Frontier Airlines Looks to Canada for Possible Service Expansion

Dec. 28, 2005
The low-cost discount carrier is researching the possibility of expanding service to Canada, although no decisions have been made on destinations or a timetable.

DENVER (AP) - First came touchdown in the warm resort cities of Mexico. Now Frontier Airlines is looking north to snowy Canada.

The low-cost discount carrier is researching the possibility of expanding service to Canada, although no decisions have been made on destinations or a timetable, according to Chief Financial Officer Paul Tate.

"We're interested in continuing to grow our Denver presence and clearly a natural link or extension would be Canadian service," Tate said in an interview.

Analysts said Canada would be a good, logical move for Frontier. "You want to build your hub so you want as many spokes from good cities as you can. It gives you more flow over your system," said airline analyst Raymond Neidl of Calyon Securities Inc.

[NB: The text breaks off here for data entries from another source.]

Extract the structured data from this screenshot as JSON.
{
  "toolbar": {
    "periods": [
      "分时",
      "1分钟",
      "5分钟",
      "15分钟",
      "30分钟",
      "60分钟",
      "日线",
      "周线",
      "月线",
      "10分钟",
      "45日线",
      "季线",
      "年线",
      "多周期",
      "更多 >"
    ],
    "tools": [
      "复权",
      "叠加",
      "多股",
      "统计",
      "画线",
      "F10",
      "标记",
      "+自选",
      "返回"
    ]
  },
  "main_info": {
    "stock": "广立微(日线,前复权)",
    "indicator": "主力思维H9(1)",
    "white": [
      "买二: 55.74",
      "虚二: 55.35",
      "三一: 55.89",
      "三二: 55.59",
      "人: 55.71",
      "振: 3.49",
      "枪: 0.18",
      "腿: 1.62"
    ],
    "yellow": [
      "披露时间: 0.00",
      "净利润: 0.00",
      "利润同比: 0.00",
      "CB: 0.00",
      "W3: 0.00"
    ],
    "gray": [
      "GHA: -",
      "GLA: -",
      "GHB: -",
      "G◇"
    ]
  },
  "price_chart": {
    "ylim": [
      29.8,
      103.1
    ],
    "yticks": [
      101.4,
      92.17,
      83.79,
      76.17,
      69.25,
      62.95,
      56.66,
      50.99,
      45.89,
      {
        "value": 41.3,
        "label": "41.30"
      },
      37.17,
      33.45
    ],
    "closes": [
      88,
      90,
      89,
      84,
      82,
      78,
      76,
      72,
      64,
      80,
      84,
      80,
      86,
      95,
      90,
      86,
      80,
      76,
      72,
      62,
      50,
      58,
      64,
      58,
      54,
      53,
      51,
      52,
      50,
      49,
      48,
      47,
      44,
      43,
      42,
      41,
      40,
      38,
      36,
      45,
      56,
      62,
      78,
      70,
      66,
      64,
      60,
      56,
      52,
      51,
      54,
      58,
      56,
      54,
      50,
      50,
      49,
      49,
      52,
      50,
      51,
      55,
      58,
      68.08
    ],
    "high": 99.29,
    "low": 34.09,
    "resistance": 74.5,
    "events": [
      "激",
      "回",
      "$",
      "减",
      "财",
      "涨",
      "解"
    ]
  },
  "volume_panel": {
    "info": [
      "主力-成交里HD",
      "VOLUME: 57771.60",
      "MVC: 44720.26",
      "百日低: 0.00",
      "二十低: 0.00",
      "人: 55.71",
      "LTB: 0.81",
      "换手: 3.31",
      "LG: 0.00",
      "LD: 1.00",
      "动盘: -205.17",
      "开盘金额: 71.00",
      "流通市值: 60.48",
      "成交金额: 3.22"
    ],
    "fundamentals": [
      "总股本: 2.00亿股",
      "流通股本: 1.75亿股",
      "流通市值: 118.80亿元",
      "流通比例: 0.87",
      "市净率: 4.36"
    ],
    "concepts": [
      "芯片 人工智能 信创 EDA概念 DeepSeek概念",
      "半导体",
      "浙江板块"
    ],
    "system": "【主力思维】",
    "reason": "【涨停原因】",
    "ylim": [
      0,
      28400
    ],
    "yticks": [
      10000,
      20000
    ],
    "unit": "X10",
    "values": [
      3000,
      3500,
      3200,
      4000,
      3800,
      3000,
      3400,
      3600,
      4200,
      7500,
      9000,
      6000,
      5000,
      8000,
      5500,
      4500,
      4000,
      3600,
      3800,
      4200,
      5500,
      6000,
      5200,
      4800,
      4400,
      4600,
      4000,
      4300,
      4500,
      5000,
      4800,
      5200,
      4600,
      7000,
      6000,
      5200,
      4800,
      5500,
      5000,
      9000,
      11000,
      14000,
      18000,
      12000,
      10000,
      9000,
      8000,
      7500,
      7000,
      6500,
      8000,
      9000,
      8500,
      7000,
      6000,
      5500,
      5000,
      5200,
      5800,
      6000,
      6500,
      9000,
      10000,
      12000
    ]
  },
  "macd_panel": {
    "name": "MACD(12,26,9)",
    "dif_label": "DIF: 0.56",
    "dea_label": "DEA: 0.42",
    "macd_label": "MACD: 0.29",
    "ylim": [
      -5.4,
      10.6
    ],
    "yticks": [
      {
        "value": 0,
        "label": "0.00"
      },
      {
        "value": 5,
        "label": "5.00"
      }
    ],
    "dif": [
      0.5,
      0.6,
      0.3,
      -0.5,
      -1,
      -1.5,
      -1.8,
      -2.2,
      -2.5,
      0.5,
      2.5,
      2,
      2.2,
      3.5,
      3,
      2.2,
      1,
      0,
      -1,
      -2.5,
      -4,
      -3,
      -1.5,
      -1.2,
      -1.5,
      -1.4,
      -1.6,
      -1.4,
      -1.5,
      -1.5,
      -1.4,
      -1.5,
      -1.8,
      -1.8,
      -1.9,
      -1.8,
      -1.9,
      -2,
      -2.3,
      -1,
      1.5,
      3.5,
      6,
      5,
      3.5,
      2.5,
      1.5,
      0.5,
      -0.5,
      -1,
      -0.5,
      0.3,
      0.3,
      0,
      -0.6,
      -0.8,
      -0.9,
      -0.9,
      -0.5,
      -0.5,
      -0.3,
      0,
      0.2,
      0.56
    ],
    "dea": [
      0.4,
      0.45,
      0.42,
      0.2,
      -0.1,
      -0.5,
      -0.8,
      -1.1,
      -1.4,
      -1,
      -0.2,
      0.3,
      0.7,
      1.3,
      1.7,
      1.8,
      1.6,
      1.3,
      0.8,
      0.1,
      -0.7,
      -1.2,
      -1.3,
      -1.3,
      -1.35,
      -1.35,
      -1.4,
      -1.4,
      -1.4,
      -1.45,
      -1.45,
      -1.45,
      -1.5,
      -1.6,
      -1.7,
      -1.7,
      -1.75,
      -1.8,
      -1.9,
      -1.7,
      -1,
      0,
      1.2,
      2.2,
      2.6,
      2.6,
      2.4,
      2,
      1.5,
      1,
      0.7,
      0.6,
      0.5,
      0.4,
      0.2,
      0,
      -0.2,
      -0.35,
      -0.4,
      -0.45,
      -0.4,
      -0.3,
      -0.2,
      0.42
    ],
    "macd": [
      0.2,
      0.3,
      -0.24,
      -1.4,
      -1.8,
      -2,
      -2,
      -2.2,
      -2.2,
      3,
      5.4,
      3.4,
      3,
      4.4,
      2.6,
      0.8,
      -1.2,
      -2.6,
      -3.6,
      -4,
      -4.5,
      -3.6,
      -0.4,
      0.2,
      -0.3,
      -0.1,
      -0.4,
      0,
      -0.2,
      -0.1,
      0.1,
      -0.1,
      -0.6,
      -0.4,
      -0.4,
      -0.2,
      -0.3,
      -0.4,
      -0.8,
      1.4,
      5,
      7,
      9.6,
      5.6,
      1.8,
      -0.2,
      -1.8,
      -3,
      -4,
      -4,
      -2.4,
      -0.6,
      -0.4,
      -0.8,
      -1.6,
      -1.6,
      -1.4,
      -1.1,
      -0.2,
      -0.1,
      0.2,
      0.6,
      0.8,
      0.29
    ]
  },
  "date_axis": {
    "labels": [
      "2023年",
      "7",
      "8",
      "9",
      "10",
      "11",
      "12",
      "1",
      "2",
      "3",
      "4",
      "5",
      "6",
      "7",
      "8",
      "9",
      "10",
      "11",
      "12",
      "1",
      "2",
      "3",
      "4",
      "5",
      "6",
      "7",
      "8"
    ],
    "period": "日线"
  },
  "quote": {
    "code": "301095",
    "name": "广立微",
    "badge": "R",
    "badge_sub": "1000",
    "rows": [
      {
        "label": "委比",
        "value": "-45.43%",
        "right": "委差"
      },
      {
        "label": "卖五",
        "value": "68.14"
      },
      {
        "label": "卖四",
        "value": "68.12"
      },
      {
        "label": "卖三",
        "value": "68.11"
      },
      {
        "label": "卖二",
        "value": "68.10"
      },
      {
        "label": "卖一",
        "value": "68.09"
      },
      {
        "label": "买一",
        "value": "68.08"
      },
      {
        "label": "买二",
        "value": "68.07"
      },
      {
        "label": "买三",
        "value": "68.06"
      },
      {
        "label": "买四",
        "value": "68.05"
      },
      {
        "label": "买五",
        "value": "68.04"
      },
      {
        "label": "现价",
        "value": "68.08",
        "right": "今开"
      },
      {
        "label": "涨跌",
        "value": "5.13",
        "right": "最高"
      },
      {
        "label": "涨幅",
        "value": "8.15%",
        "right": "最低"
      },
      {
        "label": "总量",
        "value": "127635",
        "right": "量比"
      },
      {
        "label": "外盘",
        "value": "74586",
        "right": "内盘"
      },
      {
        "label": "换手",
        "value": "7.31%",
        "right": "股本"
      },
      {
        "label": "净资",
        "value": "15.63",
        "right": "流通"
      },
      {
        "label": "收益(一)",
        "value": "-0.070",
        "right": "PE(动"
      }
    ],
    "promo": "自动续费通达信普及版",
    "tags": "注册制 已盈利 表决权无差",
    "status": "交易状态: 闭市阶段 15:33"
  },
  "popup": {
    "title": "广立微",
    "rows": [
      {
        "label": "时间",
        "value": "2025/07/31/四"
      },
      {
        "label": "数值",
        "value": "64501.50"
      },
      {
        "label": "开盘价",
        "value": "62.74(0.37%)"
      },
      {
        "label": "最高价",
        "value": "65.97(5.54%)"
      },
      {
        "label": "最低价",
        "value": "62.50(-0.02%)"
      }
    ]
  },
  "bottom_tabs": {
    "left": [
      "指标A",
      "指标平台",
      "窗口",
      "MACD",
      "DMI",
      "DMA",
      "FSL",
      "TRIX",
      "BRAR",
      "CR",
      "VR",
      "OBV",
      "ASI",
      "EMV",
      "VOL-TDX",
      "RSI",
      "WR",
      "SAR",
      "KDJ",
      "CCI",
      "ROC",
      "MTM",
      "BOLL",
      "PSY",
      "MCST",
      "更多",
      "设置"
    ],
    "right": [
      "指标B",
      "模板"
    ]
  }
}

The look at Canada comes three years after Frontier started service in Mexico, a schedule that it will expand to seven cities this weekend with flights starting to Cozumel and Acapulco.

Aviation analyst Mike Boyd of The Boyd Group speculated that Frontier would look at Toronto, Montreal, Calgary and Vancouver. "Canada is a good generator of traffic to Mexico," he said. "Frontier could interconnect a lot of people."

In January, Southwest Airlines Co. plans to start nonstop service to three cities from Denver International Airport. Frontier also faces competition in Denver from United Airlines which is expecting to emerge from bankruptcy next year.

Frontier serves 48 destinations in 28 states and five cities in Mexico from its Denver hub.